CA Toulouse, 3e ch., 10 juillet 2024, n° 23/02259

TOULOUSE

Arrêt

Confirmation

PARTIES

Demandeur :

Adaming Conseil (SAS)

Défendeur :

Primopierre (Sté)

COMPOSITION DE LA JURIDICTION

Président :

Mme Ferreira

Conseillers :

M. Vet, M. Balista

Avocats :

Me Boillot, Me Suissa, Me Dalmayrac, Me Orso

TGI Toulouse, du 25 avr. 2023, n° 22/021…

25 avril 2023

EXPOSE DES FAITS

La société Adaming Conseil est une société spécialisée dans le conseil en systèmes et logiciels informatiques ainsi que dans la formation pour adultes.

Basée à [Localité 6], cette société a décidé en 2019 d'étendre en Occitanie son activité de formation.

Par acte sous seing privé en date du 15 avril 2019, la SCI Primopierre a consenti un bail commercial avec effet à partir du 1er juillet 2019 au profit de la société Adaming Conseil pour des locaux à usage de bureaux et des emplacements de parking situés dans un ensemble immobilier dénommé 'Golf Park' situé [Adresse 5] à [Localité 7].

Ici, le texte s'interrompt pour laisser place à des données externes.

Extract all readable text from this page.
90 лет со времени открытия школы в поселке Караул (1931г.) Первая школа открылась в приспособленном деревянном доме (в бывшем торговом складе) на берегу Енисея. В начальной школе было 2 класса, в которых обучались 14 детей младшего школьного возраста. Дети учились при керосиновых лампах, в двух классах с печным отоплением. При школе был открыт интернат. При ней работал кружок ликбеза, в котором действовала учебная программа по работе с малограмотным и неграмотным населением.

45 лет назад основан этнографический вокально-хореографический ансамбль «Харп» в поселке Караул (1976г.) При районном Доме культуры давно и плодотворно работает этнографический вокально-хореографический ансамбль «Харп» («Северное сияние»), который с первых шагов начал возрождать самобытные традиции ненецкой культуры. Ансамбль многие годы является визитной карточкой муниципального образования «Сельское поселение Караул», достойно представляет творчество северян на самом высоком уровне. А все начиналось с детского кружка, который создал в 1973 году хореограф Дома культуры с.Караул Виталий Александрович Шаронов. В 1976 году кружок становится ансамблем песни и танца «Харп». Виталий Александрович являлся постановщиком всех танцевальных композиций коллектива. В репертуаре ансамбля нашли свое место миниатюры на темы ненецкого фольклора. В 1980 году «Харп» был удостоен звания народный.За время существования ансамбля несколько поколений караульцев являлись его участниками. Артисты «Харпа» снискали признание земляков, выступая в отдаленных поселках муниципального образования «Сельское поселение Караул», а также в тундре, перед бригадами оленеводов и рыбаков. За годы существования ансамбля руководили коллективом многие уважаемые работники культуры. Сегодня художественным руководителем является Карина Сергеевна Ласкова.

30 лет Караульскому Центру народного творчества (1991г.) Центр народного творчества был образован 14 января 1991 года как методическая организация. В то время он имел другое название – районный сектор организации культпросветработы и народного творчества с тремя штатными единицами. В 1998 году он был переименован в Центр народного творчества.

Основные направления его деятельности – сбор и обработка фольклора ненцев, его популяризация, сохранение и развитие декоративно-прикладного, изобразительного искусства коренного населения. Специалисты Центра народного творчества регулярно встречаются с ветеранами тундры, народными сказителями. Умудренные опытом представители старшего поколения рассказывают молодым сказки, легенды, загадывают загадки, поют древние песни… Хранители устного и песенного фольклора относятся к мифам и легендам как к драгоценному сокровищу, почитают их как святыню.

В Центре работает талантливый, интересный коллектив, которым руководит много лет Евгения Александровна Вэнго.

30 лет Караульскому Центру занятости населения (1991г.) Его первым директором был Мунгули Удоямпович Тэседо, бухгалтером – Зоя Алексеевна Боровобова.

Les loyers demeurant impayés, la société Sefal Property, administrateur des biens de la société Primopierre, a mis en demeure le 18 mars 2022 la société Adaming Conseil de procéder au règlement des arriérés.

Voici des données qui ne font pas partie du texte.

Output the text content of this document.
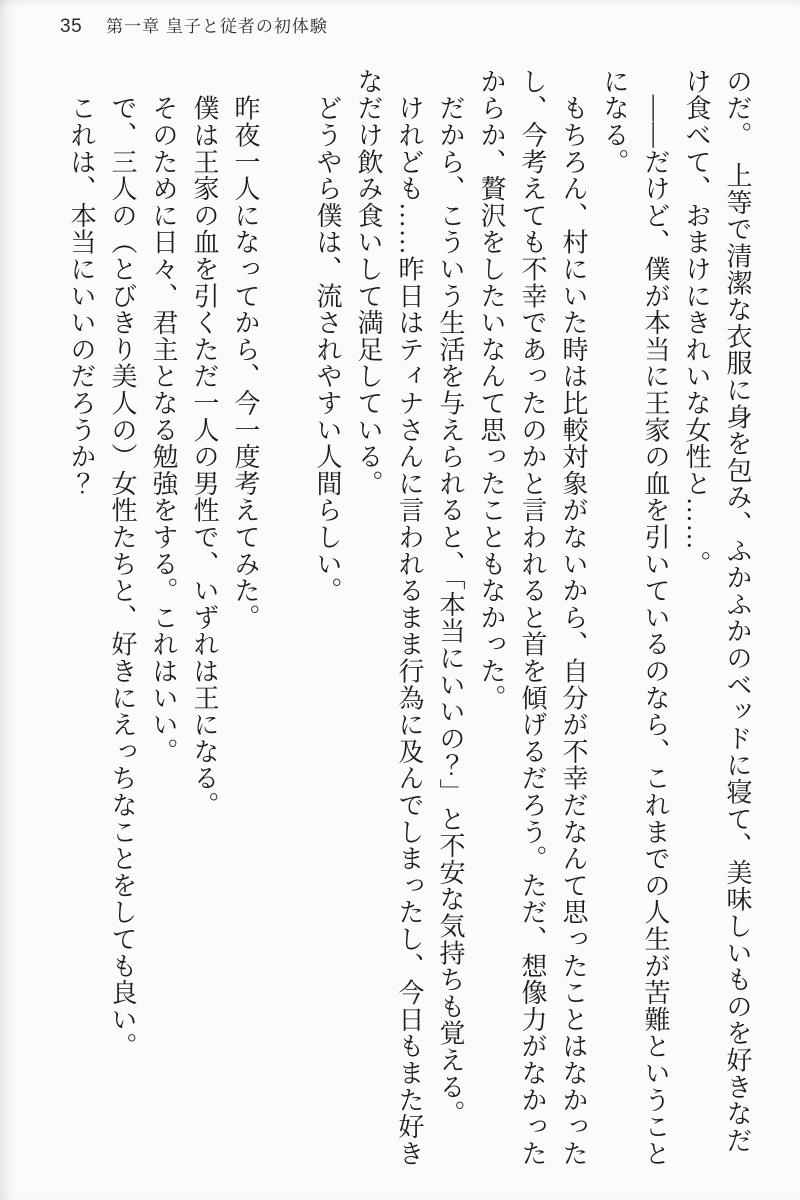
35 第一章 皇子と従者の初体験

のだ。　上等で清潔な衣服に身を包み、ふかふかのベッドに寝て、美味しいものを好きなだけ食べて、おまけにきれいな女性と……。

　――だけど、僕が本当に王家の血を引いているのなら、これまでの人生が苦難ということになる。

　もちろん、村にいた時は比較対象がないから、自分が不幸だなんて思ったことはなかったし、今考えても不幸であったのかと言われると首を傾げるだろう。ただ、想像力がなかったからか、贅沢をしたいなんて思ったこともなかった。

　だから、こういう生活を与えられると、「本当にいいの？」と不安な気持ちも覚える。

　けれども……昨日はティナさんに言われるまま行為に及んでしまったし、今日もまた好きなだけ飲み食いして満足している。

　どうやら僕は、流されやすい人間らしい。

　昨夜一人になってから、今一度考えてみた。

　僕は王家の血を引くただ一人の男性で、いずれは王になる。

　そのために日々、君主となる勉強をする。これはいい。

　で、三人の（とびきり美人の）女性たちと、好きにえっちなことをしても良い。

　これは、本当にいいのだろうか？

Le 30 juin 2022, la société Adaming Conseil a donné congé, lequel a été refusé par la société Primopierre qui a continué à solliciter le règlement des loyers.

Par acte d'huissier en date du 10 décembre 2022, la SCI Primopierre a fait assigner la société Adaming Conseil devant le président du tribunal judiciaire de Toulouse, statuant en matière de référé, afin qu'elle soit condamnée à lui payer, notamment, les loyers impayés et charges assortis des intérêts conventionnels.

Par acte d'huissier en date du 25 janvier 2023, dénoncée le 30 janvier 2023, la société Primopierre a fait diligenter une saisie conservatoire sur les comptes bancaires de la société Adaming Conseil, laquelle s'est révélée fructueuse.

Par ordonnance de référé contradictoire en date du 25 avril 2023, au visa de l'article 835 du code de procédure civile et de l'article 1343-5 du code civil, le juge des référés du tribunal judiciaire de Toulouse, constatant que la durée du bail de 6 ans était ferme et incompressible, a:

- condamné la société Adaming Conseil à régler à la SCI Primopierre la somme provisionnelle de 174.744,83 euros majorée des intérêts au taux légal :

* à compter du 1er juin 2022 au 22 août 2022 sur la somme de 70.324,48 euros,

* à compter du 22 août 2022 juqu'à la date de l'assignation sur la somme de 99.172,32 euros,

* à compter de la date de l'assignation et jusqu'à parfait paiement sur la somme de 174.744,83 euros,

- débouté la société Adaming conseil de sa demande de délais de paiement,

- condamné la société Adaming Conseil à payer à la SCI Primopierre la somme de 1.500 euros sur le fondement de l'article 700 du code de procédure civile,

- condamné la société Adaming Conseil aux dépens.

Par déclaration en date du 23 juin 2023, la société Adaming Conseil a relevé appel de cette ordonnance en critiquant l'ensemble de ses dispositions.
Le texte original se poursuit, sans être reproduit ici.